Dieser aber hatte Älvsborg mit seiner Mutter Lagertha verlassen, und ob er jemals zurückkommen würde, wussten nur die Götter. „Du ziehst es vor, auf den Björn zu warten, von dem du nicht einmal weißt, ob er zurückkehrt?“ Ein wenig enttäuscht, und auch erbost sah Gisli die Prinzessin an. Da sprach sie: „Gib mir ein wenig Zeit! Ich muss darüber nachdenken.“

„Gut denke darüber nach. Ich werde dir ein guter Mann sein“, versprach Gisli, und ging zurück in das Haus. Dort hatte Einar inzwischen erfahren, dass er für jedes Schiff achtundzwanzig Krieger zur Verfügung hatte. Dies war nicht die Anzahl, die für einen offenen Kampf reichen würde. Doch Einar würde sicher noch ein Ausweg einfallen!

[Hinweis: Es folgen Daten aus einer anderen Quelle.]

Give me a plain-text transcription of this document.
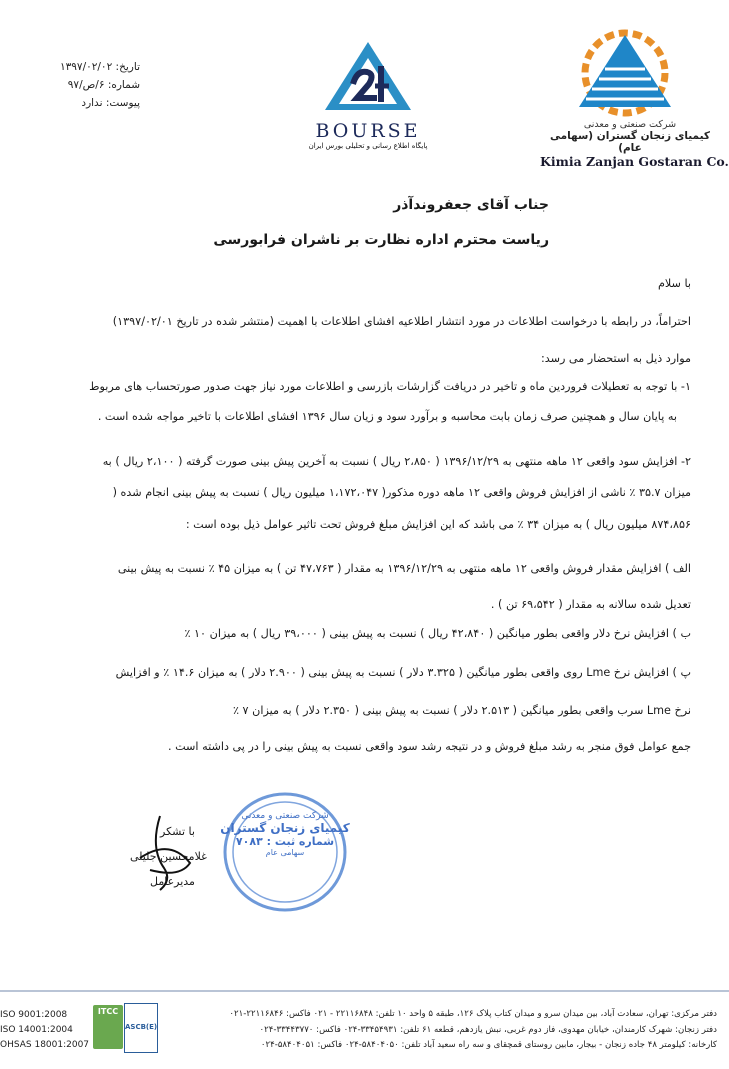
تاریخ: ۱۳۹۷/۰۲/۰۲
شماره: ۶/ص/۹۷
پیوست: ندارد
BOURSE
پایگاه اطلاع رسانی و تحلیلی بورس ایران
شرکت صنعتی و معدنی
کیمیای زنجان گستران (سهامی عام)
Kimia Zanjan Gostaran Co.
جناب آقای جعفروندآذر
ریاست محترم اداره نظارت بر ناشران فرابورسی
با سلام
احتراماً، در رابطه با درخواست اطلاعات در مورد انتشار اطلاعیه افشای اطلاعات با اهمیت (منتشر شده در تاریخ ۱۳۹۷/۰۲/۰۱)
موارد ذیل به استحضار می رسد:
۱- با توجه به تعطیلات فروردین ماه و تاخیر در دریافت گزارشات بازرسی و اطلاعات مورد نیاز جهت صدور صورتحساب های مربوط
به پایان سال و همچنین صرف زمان بابت محاسبه و برآورد سود و زیان سال ۱۳۹۶ افشای اطلاعات با تاخیر مواجه شده است .
۲- افزایش سود واقعی ۱۲ ماهه منتهی به ۱۳۹۶/۱۲/۲۹ ( ۲،۸۵۰ ریال ) نسبت به آخرین پیش بینی صورت گرفته ( ۲،۱۰۰ ریال ) به
میزان ۳۵.۷ ٪ ناشی از افزایش فروش واقعی ۱۲ ماهه دوره مذکور( ۱،۱۷۲،۰۴۷ میلیون ریال ) نسبت به پیش بینی انجام شده (
۸۷۴،۸۵۶ میلیون ریال ) به میزان ۳۴ ٪ می باشد که این افزایش مبلغ فروش تحت تاثیر عوامل ذیل بوده است :
الف ) افزایش مقدار فروش واقعی ۱۲ ماهه منتهی به ۱۳۹۶/۱۲/۲۹ به مقدار ( ۴۷،۷۶۳ تن ) به میزان ۴۵ ٪ نسبت به پیش بینی
تعدیل شده سالانه به مقدار ( ۶۹،۵۴۲ تن ) .
ب ) افزایش نرخ دلار واقعی بطور میانگین ( ۴۲،۸۴۰ ریال ) نسبت به پیش بینی ( ۳۹،۰۰۰ ریال ) به میزان ۱۰ ٪
پ ) افزایش نرخ Lme روی واقعی بطور میانگین ( ۳.۳۲۵ دلار ) نسبت به پیش بینی ( ۲.۹۰۰ دلار ) به میزان ۱۴.۶ ٪ و افزایش
نرخ Lme سرب واقعی بطور میانگین ( ۲.۵۱۳ دلار ) نسبت به پیش بینی ( ۲.۳۵۰ دلار ) به میزان ۷ ٪
جمع عوامل فوق منجر به رشد مبلغ فروش و در نتیجه رشد سود واقعی نسبت به پیش بینی را در پی داشته است .
شرکت صنعتی و معدنی
کیمیای زنجان گستران
شماره ثبت : ۷۰۸۳
سهامی عام
با تشکر
غلامحسین جلیلی
مدیرعامل
ISO 9001:2008
ISO 14001:2004
OHSAS 18001:2007
ITCC
ASCB(E)
دفتر مرکزی: تهران، سعادت آباد، بین میدان سرو و میدان کتاب پلاک ۱۲۶، طبقه ۵ واحد ۱۰ تلفن: ۲۲۱۱۶۸۴۸ - ۰۲۱ فاکس: ۲۲۱۱۶۸۴۶-۰۲۱
دفتر زنجان: شهرک کارمندان، خیابان مهدوی، فاز دوم غربی، نبش یازدهم، قطعه ۶۱ تلفن: ۳۳۴۵۴۹۳۱-۰۲۴ فاکس: ۳۳۴۴۳۷۷۰-۰۲۴
کارخانه: کیلومتر ۴۸ جاده زنجان - بیجار، مابین روستای قمچقای و سه راه سعید آباد تلفن: ۵۸۴۰۴۰۵۰-۰۲۴ فاکس: ۵۸۴۰۴۰۵۱-۰۲۴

Am Morgen hatten sich alle Krieger aus Einars Gefolge auf dem Platz vor der Jarlshalle gesammelt. Bis auf jene, die bereits am Hafen mit dem Überarbeiten der Schiffe beschäftigt waren. Einar stand mit Olaf und Raban, der Sigve und ihrem Gemahl Borka, sowie Gisli beisammen.

„Ich kann gute Krieger immer gebrauchen“, sagte Einar und sah den Sohn des Borka fragend an. „Wie ist es, willst du uns begleiten?“ Doch Gisli lehnte dankend ab und ging.

Zwar sah Borka seinem Sohn ein wenig beschämt hinterher, aber er schwieg, denn es war die Entscheidung des Gisli und nicht die seine. Außerdem wusste er von Gislis Seekrankheit, die nicht einmal die Sigve zu heilen vermochte.

Diesmal wollte Einar auch die Schildmaiden, die Kriegerinnen, zu denen auch Ilva gehörte, mit an Bord nehmen. Da trat Eira, gemeinsam mit Ilva, vor den Jarl. Und zu der jungen Eira sprach er: „Für dich wird es besser sein, du bleibst hier. Du bist uns allen sehr ans Herz gewachsen, Eira. Doch die Gefahr ist groß, dass ich dich gegen meine Leute eintauschen müsste, denn dies wäre sicher das, was Borkell verlangen würde, wüsste er von deiner Anwesenheit auf meinem Schiff.“ Enttäuscht sah die einstige Prinzessin von Lade den Jarl an. Doch sie musste sich eingestehen, der Jarl hatte recht. „Gut“, antwortete sie nickend. „Ich denke, das Schicksal, welches die Nornen14 für mich webten, nimmt seinen Lauf. Ich werde also die Gemahlin des Gisli!“ Da sah Einar die junge Frau erstaunt an. Und diese nickte.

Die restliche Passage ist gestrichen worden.